Sunday, June 26, 2011

Rough Day...

I know I haven't been keeping up with my writing as often as I used to, but I have been working a lot and been pretty busy! I haven't forgotten about you my loves, no worries.

Today was a pretty rough day, I have to admit I did not do my best. I ate a small breakfast and after that had very strong urges to restrict and had every intention on following through with those urges. As the day went on I began feeling guilty about restricting which is a very good thing, but a strange feeling at the same time. I am usually feeling guilty for NOT restricting, not the opposite! I guess that means my rational mind is getting stronger than my ED mind :) I got some Subway with my step mom and little brother and that helped to not eat alone. A few hours later it was time to go out to eat for my step dad's birthday. We went to a European restaurant so the food was different and the menu had like three things I eat. I was still full from Subway and felt enormous. I did the best I could but knew it was no where near enough. At home, after my tummy settled a little, I snacked on little things around the house that would be sit lightly on my tummy. I felt better that I was able to get a little more in my body before the day was over. ED did not completely win today!

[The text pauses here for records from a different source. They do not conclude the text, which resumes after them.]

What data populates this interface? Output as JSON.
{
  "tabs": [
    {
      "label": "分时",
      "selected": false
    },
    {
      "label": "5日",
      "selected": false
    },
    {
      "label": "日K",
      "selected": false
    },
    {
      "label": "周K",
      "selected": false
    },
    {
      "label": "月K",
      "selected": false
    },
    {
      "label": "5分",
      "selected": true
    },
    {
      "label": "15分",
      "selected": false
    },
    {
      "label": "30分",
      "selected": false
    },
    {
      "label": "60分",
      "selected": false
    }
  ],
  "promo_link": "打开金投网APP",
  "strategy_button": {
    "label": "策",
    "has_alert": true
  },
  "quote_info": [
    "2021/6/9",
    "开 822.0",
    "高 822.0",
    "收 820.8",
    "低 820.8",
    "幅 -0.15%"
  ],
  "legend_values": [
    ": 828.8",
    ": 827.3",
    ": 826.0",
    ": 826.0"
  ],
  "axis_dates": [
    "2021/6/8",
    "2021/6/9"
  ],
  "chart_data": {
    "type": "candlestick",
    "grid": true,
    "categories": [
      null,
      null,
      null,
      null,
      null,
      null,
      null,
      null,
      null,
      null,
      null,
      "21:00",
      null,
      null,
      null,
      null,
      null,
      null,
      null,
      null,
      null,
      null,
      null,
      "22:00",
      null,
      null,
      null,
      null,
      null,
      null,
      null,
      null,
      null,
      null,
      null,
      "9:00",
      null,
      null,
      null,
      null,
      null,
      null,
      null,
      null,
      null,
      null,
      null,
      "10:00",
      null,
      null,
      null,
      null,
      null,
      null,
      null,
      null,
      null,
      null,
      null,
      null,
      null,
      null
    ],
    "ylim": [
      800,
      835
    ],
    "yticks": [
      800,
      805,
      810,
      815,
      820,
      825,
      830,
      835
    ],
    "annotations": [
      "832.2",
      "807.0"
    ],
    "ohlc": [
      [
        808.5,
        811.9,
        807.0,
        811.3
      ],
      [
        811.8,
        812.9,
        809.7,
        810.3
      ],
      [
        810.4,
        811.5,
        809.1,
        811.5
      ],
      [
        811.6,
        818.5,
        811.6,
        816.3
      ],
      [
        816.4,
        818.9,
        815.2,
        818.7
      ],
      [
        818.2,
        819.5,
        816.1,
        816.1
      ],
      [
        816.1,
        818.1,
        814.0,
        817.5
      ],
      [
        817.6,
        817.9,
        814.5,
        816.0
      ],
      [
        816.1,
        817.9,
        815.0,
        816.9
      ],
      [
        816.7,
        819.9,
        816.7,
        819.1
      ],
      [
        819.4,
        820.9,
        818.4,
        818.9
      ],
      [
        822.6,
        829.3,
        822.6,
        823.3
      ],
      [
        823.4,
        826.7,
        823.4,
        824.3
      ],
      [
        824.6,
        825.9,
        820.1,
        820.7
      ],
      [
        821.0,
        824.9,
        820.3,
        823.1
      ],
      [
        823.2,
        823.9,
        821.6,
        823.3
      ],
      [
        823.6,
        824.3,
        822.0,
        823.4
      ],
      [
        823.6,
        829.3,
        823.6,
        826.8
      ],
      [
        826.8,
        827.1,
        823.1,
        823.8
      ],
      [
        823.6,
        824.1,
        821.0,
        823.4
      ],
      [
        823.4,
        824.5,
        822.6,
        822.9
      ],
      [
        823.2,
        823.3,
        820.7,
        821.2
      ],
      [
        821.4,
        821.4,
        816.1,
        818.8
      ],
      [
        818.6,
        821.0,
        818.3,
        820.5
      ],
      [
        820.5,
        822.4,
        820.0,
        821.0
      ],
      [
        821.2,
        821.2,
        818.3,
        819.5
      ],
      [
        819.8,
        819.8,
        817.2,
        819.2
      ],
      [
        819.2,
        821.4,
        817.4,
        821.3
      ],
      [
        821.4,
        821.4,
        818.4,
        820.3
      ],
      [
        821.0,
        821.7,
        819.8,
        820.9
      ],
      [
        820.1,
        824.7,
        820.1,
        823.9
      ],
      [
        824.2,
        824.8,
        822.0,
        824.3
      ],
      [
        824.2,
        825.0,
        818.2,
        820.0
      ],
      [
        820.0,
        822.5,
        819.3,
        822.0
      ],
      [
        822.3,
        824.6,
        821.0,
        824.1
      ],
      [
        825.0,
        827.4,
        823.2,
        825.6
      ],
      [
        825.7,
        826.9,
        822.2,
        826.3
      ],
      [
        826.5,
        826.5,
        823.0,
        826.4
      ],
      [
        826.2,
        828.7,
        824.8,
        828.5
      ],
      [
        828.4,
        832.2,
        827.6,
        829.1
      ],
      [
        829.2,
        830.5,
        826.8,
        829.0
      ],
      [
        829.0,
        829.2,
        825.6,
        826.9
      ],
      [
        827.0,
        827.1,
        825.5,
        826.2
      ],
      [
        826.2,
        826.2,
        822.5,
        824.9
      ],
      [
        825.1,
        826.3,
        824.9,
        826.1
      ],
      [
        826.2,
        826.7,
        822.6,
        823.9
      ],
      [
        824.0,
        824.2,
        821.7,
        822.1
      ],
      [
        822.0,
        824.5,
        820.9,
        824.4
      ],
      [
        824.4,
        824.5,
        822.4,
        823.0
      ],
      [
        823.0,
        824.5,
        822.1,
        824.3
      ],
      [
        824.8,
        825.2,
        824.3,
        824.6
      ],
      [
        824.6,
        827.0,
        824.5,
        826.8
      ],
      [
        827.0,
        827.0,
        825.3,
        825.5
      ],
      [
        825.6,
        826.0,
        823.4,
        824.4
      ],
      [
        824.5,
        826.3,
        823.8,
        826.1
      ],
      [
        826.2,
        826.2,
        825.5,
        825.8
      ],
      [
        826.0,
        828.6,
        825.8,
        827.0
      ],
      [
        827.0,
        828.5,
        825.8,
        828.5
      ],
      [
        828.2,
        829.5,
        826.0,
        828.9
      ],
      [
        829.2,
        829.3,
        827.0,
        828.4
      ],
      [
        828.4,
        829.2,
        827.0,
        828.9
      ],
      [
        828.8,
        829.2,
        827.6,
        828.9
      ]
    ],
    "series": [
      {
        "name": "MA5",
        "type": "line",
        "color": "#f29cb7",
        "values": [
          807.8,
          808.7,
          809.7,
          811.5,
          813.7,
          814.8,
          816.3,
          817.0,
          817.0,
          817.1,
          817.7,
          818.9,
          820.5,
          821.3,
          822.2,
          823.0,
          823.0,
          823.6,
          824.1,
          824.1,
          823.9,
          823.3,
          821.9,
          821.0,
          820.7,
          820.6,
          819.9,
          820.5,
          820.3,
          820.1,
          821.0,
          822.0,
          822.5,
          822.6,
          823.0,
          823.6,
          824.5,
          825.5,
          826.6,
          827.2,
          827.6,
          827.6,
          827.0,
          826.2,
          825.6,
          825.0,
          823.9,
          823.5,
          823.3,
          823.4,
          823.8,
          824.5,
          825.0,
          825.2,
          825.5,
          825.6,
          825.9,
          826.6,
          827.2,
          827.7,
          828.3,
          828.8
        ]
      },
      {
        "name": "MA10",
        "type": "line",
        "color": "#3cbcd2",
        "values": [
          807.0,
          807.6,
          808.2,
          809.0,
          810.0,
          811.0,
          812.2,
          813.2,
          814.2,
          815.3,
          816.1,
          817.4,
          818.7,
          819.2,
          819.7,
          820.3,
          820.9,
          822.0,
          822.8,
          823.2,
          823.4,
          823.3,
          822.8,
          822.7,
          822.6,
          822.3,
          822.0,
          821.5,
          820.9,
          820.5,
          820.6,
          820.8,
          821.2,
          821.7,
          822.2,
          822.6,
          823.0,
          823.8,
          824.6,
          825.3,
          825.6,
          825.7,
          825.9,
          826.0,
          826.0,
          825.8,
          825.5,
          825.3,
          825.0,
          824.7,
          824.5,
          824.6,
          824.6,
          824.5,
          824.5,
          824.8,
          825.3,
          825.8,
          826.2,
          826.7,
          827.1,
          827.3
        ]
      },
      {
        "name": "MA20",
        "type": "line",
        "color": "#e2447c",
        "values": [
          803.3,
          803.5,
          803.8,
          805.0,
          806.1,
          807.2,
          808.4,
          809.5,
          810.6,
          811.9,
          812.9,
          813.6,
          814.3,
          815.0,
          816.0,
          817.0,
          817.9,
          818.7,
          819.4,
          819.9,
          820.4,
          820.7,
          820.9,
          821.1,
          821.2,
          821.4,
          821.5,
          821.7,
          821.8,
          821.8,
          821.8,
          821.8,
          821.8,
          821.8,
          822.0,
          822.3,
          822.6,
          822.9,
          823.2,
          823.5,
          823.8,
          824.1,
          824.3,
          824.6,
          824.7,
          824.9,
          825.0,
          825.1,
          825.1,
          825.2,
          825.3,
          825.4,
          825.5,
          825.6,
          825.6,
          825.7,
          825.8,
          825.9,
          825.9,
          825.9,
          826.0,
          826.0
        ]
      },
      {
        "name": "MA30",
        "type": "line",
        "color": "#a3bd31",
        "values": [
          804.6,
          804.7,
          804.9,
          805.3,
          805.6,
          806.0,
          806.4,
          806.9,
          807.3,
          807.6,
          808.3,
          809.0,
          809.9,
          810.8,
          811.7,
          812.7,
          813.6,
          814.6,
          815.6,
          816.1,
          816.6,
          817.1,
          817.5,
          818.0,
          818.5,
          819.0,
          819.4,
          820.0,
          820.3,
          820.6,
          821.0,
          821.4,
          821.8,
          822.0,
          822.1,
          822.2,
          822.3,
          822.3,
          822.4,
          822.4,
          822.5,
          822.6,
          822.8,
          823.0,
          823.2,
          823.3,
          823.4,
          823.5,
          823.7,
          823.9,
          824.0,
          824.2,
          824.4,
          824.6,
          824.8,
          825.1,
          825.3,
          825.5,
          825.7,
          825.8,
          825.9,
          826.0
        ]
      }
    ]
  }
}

I am curious as to your thoughts on the post about the scale....do you agree about the importance of knowing your weight? Let me know!!

Stay Strong and Beautiful! <3

1 comment:

  1. OK, your question about scales. I use to weight myself more often than I do now. I guess it's because it really doesn't matter what they say, it's whether or not I am healthy and feel healthy. I don't need the scales to tell me that my clothes don't fit anymore, or I am breathing hard when walking up the stairs. Even when I was younger, didn't really matter to me about the numbers. Love you!